Dutch swung his sword to parry, but Samira dodged at the last instant, her blow aimed at his flank. He retreated half a step, but not fast enough—Samira’s draconic claws ripped into his shoulder, slicing flesh and piercing part of the flaming shield.
The smell of burning flesh and hot iron filled the air. Dutch roared, not in pain, but in pure fury, and responded with a vertical slash that sent Samira scrambling back. The blow fell to the ground, and a fiery crevice opened, spewing white flames that advanced like living serpents.
Samira ran along the crater’s broken walls, avoiding the flames. She leaped from one piece of ruin to another, descending upon Dutch again with even greater speed.
The duel became a whirlwind of movement.
The metallic sound of scales against the burning blade sounded like distorted bells, mixed with explosions and the roar of white fire. Each time they collided, the impact created shockwaves that swept away dust and stone, illuminating the battle with blinding flashes.
Dutch began to attack more brutally, leaving less room for Samira to counterattack. He swung his sword in circular patterns, the white fire forming continuous arcs that could cut through anything it touched. Samira used her tail to block low attacks and her scale-covered arms to parry high ones, but the pressure increased with each passing second.

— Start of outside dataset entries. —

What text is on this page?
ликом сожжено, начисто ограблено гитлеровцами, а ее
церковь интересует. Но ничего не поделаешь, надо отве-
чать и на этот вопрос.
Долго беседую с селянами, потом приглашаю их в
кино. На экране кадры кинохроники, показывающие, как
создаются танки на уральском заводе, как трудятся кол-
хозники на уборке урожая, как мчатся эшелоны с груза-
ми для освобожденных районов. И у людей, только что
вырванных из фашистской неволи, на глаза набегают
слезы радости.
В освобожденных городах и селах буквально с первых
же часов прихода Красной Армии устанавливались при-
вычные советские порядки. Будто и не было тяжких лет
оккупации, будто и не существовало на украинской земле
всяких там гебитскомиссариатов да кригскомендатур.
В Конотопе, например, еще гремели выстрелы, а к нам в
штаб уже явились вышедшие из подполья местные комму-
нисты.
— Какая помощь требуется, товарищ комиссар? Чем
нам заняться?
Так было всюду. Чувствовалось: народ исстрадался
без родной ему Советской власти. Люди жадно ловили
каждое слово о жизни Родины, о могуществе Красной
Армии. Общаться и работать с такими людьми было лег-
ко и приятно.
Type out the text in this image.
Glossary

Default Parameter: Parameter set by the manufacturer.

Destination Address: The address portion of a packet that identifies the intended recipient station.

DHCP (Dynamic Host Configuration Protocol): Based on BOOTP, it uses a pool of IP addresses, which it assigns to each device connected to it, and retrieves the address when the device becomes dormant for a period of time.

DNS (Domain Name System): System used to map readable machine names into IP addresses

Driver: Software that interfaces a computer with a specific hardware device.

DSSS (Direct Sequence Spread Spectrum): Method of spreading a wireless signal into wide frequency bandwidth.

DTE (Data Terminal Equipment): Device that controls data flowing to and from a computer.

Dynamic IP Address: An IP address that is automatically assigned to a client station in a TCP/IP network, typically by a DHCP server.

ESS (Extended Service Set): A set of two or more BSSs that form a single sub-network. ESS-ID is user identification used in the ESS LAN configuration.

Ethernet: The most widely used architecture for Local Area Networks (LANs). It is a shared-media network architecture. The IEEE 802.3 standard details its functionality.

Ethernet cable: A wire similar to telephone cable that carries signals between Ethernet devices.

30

In an instant, Dutch thrust the blade hard against her, and white fire began to press against her scales like acid burning metal. Samira gritted her teeth, feeling the heat pierce through her defenses and into her flesh. With a scream, she pushed back, twisting her body and using her own strength against him.
The shock knocked Dutch off balance for a moment—long enough for Samira to slip under his guard and strike him squarely in the abdomen with a direct blow from her tail.
The impact sent the old warrior flying backward, crashing through two stone columns before stopping.
But even so, he rose. The white fire around him seemed more intense now, as if the fight were fueling it. He smiled, blood trickling from the corner of his mouth.
“You’re learning… too fast.”
Samira spat on the ground, the scales on her left arm still smoking. “Or you’re getting slow.”
Dutch didn’t respond with words. He simply advanced.
The next shock was even more violent.
Samira raised her arm and blocked the diagonal slash, but the impact generated an explosion so powerful that they were both pushed back, creating new craters where they landed.
They rose simultaneously, breathing heavily, and ran at each other again, their silhouettes disappearing and reappearing amidst the dust, in a duel so fast that even Strax, watching from a distance, had to strain his eyes to follow.
Dutch’s white fire and Samira’s draconic scales clashed like two primordial forces, each blow seemingly deciding the fate not only of them but of everything around them.